Cons of a personal pension

They don't offer the extra money in the form of employer contributions that workplace pensions provide and their management charges may be higher.

You'll need to decide which pension provider best suits your needs and offers the best range of investments and tools.

Personal pension investments

How much money you have at retirement partly depends on the funds the pension is invested in. Most people opt for the scheme's default fund, but you can choose cautious or adventurous funds, depending on your attitude to risk.

Self-invested personal pensions (Sipps) offer a wider choice of investment. Our guide to Self-invested personal pensions has more details on Sipps.

Converting your personal pension

Most people traditionally converted their pension pot into an annuity, which is a fixed sum of money paid out each year until you die. How much you get each year depends on your contributions, investment performance and your circumstances.

For example, you can get a better rate if you suffer from ill health.

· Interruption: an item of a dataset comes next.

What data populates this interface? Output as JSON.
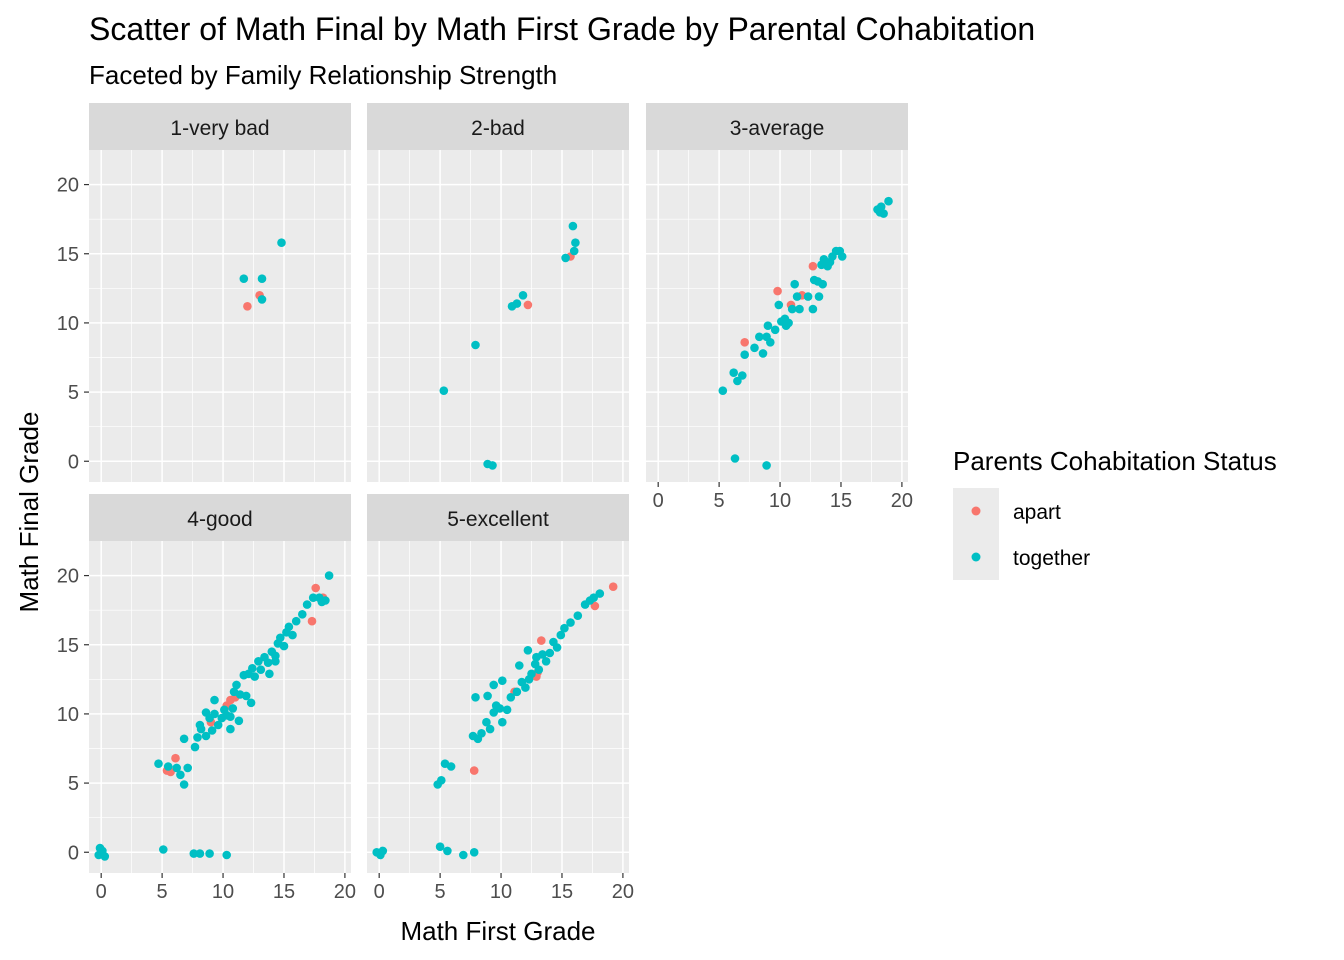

To learn more about how annuities work, visit our guide, what is an annuity?

You could opt for income drawdown, where your pension pot remains invested and you take money out each year. This is less predictable, as it depends on stock market performance. Since April 2015, you have been able to withdraw all the money, although it will be taxed as income.

Check out our guide for the full list of pension income options.

Self-invested personal pensions

These offer more control and wider investment choice than personal pensions. You can select funds and invest in areas like commercial property.

Sipps offer the same tax relief as personal pensions. They are particularly useful for people with commercial premises, because they can free up funds to reinvest. Sipps also provide inheritance tax benefits.